Purim 2017: una bellissima atmosfera, in mezzo a culture differenti e travestimenti originali.

La sera del 12 marzo (o del 14 Adar?), dopo la lettura della Meghillà, più di cinquanta giovani tra i 18 e i 35 anni si sono riuniti per festeggiare Purim tutti assieme. Pieni di voglia di condividere amicizia e gioia, in un locale nel centro di Torino nel quale musica, vivacità e risate hanno alimentato la serata. Studenti israeliani provenienti da  Gerusalemme, Tel Aviv, Petach Tikwa e tantissimi altri luoghi hanno preso parte all’evento, portando con sé entusiasmo a carrellate!
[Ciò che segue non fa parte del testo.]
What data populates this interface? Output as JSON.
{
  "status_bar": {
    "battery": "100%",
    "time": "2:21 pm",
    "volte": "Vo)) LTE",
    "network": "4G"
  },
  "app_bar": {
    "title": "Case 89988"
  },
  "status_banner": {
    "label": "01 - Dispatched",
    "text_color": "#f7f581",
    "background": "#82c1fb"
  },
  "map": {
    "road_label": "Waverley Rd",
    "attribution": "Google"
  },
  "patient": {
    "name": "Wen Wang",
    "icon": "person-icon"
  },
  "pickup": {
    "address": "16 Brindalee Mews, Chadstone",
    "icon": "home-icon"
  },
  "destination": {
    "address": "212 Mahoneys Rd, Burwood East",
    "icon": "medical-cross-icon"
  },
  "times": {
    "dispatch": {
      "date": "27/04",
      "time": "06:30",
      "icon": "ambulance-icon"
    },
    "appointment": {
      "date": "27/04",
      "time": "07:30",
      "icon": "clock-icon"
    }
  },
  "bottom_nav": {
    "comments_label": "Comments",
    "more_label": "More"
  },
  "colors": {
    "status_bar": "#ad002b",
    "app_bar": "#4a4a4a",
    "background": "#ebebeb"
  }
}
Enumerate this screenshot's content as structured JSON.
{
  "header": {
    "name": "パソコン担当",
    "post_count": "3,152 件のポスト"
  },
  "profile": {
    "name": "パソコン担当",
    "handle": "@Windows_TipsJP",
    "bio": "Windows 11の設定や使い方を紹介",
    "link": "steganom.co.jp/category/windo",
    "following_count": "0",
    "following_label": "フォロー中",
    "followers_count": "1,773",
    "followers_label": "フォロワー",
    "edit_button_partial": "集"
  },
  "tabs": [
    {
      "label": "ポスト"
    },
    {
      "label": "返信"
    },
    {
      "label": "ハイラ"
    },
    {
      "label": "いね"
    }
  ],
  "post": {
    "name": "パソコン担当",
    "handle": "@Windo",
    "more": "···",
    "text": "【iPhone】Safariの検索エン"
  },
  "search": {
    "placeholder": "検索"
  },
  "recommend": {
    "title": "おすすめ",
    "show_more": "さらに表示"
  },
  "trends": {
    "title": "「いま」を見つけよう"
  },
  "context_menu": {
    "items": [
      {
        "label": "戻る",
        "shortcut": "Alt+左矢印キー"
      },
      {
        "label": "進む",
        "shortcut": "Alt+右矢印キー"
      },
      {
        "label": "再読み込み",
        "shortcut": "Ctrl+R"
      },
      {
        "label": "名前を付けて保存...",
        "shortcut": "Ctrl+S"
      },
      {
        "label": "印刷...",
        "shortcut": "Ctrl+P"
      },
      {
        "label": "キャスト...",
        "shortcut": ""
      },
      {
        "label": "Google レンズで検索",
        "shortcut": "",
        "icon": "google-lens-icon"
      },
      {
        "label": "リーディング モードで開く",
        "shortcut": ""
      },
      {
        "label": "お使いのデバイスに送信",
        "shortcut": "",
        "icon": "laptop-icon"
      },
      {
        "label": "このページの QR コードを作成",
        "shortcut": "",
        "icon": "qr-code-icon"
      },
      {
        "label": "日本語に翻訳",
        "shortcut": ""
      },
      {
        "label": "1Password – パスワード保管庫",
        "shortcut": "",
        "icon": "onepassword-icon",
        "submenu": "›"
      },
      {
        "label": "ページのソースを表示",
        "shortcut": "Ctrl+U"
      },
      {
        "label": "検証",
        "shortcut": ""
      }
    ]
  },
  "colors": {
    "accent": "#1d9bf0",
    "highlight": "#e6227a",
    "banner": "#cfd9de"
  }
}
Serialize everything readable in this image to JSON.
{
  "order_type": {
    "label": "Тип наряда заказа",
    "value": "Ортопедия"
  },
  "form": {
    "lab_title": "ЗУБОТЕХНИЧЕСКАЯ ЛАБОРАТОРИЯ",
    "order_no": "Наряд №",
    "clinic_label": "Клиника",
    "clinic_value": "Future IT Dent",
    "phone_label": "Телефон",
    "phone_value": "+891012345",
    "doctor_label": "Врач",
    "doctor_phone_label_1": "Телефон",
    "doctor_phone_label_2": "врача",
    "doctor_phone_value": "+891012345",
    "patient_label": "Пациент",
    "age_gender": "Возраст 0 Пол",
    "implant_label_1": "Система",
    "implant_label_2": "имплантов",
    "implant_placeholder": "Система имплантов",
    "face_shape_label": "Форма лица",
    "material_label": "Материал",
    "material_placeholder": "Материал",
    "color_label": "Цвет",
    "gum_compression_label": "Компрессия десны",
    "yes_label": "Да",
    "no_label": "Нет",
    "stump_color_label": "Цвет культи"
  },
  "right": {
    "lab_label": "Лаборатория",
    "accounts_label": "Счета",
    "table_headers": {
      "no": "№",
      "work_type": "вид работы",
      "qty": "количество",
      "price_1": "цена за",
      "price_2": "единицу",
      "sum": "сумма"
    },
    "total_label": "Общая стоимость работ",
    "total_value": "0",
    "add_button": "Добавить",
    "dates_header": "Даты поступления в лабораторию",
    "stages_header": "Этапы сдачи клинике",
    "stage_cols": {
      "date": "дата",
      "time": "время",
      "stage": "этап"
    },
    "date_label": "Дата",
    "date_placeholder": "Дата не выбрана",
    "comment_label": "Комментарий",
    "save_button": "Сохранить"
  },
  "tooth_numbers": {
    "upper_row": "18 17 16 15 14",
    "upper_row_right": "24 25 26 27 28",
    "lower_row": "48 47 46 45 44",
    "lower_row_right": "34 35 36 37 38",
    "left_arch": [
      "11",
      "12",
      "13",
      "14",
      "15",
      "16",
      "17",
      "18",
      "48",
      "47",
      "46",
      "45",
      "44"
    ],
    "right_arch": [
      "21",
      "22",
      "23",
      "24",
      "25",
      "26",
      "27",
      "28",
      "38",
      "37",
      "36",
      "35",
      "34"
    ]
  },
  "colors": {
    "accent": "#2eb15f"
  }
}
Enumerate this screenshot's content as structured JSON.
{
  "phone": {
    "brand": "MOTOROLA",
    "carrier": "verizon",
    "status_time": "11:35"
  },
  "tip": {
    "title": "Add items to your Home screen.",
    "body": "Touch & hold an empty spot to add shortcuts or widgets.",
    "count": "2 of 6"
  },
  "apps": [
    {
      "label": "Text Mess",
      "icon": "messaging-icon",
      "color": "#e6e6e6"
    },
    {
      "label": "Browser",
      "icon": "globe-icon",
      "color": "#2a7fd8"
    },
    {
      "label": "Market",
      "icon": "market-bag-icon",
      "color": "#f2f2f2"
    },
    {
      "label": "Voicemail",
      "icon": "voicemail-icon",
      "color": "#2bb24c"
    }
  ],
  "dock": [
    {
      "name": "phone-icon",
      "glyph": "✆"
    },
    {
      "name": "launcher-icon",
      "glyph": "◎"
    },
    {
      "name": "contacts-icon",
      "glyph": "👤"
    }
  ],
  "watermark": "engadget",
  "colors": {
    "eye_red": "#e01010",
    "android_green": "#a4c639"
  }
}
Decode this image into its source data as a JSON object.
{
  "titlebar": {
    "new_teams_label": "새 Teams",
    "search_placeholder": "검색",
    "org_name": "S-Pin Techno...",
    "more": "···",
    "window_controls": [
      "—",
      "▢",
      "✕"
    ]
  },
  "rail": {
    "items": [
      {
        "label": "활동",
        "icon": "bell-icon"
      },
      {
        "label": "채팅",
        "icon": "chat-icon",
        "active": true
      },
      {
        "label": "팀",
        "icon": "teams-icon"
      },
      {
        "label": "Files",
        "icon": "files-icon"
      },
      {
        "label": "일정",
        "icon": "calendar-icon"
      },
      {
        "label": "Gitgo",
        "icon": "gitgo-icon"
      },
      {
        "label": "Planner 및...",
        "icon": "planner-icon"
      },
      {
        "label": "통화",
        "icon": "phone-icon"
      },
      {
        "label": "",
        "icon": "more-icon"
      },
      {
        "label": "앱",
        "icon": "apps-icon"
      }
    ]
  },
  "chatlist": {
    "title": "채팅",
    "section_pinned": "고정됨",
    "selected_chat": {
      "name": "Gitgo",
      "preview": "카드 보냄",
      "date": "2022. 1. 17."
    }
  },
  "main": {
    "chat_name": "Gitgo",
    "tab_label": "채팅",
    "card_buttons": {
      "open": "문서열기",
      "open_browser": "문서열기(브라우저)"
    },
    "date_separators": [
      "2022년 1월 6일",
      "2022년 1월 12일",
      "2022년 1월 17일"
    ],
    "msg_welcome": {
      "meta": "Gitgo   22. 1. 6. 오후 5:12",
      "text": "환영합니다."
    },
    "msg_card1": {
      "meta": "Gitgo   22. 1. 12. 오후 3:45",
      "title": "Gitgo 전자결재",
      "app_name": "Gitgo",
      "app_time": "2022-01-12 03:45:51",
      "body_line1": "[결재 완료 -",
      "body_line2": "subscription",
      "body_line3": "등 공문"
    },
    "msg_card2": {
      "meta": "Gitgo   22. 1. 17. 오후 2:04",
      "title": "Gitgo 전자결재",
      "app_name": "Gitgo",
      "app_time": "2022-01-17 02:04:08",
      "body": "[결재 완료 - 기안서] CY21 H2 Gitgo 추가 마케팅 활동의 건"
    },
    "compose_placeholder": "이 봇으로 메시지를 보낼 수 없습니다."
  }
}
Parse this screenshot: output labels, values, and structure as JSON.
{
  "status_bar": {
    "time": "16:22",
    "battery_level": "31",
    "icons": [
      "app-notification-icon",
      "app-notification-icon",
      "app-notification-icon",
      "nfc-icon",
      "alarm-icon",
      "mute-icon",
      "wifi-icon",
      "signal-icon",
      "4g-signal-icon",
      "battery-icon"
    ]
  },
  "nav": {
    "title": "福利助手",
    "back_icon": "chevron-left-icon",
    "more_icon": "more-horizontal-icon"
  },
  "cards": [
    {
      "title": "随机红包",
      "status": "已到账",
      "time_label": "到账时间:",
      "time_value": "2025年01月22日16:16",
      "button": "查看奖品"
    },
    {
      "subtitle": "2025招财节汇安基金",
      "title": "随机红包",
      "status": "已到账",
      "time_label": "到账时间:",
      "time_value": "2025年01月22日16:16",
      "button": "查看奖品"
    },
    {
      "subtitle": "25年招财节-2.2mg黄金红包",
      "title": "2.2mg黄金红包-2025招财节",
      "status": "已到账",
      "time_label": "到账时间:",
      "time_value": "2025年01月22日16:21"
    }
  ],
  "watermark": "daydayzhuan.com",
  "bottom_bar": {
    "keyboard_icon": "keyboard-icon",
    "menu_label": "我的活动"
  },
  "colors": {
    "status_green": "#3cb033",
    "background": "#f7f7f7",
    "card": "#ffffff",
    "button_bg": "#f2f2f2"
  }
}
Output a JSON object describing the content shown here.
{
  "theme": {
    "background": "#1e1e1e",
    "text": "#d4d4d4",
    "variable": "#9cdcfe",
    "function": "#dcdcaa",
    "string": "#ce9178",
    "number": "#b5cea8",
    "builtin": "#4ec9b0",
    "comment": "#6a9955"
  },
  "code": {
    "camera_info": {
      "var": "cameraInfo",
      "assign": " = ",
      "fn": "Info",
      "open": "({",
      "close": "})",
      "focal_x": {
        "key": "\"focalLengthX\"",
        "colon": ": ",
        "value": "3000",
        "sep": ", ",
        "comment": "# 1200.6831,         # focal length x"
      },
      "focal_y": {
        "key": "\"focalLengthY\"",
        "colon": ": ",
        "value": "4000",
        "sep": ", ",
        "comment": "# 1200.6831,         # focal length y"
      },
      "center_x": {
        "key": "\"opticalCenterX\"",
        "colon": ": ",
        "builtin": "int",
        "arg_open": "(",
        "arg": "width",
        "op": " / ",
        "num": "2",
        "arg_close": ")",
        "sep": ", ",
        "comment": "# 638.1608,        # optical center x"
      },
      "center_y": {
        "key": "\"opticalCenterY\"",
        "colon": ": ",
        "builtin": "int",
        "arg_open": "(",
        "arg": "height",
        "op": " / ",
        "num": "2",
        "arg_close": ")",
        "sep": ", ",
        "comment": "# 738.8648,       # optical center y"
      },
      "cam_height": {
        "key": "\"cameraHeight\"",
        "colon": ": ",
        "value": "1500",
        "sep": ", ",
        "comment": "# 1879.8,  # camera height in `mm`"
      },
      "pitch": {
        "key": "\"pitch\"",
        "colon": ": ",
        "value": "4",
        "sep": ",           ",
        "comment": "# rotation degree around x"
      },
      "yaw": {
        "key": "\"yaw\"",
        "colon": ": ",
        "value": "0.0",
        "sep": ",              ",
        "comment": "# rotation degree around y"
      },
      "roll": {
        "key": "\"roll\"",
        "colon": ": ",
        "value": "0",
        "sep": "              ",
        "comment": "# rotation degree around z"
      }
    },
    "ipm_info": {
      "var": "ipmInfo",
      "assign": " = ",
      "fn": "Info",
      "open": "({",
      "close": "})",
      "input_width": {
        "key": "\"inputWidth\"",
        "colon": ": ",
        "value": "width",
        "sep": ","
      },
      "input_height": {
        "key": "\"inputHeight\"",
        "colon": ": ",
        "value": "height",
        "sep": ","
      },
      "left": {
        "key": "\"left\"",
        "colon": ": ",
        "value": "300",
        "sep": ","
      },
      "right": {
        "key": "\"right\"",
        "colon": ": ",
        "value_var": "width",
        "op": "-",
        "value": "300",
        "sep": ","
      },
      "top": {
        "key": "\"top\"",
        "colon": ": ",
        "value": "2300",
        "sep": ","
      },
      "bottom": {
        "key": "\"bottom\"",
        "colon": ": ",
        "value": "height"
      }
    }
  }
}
Erano presenti travestimenti di ogni genere: dal classico marinaio al più originale – nonché ben riuscito – Fidel Castro, poi una pittrice, un mimo e ogni altra sorta di idea originale.

E’ proprio in questo modo che riusciamo a respirare ebraismo pur vivendo in diaspora; a dimostrazione di ciò, quella sera si  è creato veramente un ottimo clima.

In quella occasione ho avuto modo di parlare francese e di confrontarmi con un ragazzo israeliano che momentaneamente studia in Francia. E’ stato un arricchimento culturale e uno scambio di pensieri inerenti ai nostri percorsi di studi e al nostro futuro. Penso che sentirsi parte di un gruppo e condividere ideali e le proprie riflessioni sia molto importante. Questi eventi permettono di vivere l’ebraismo in modo costruttivo venendo a contatto con nuove persone, nuove lingue e nuove storie.

Che aggiungere? Non resta che attendere il prossimo evento GET [Giovani ebrei torinesi, ndr]!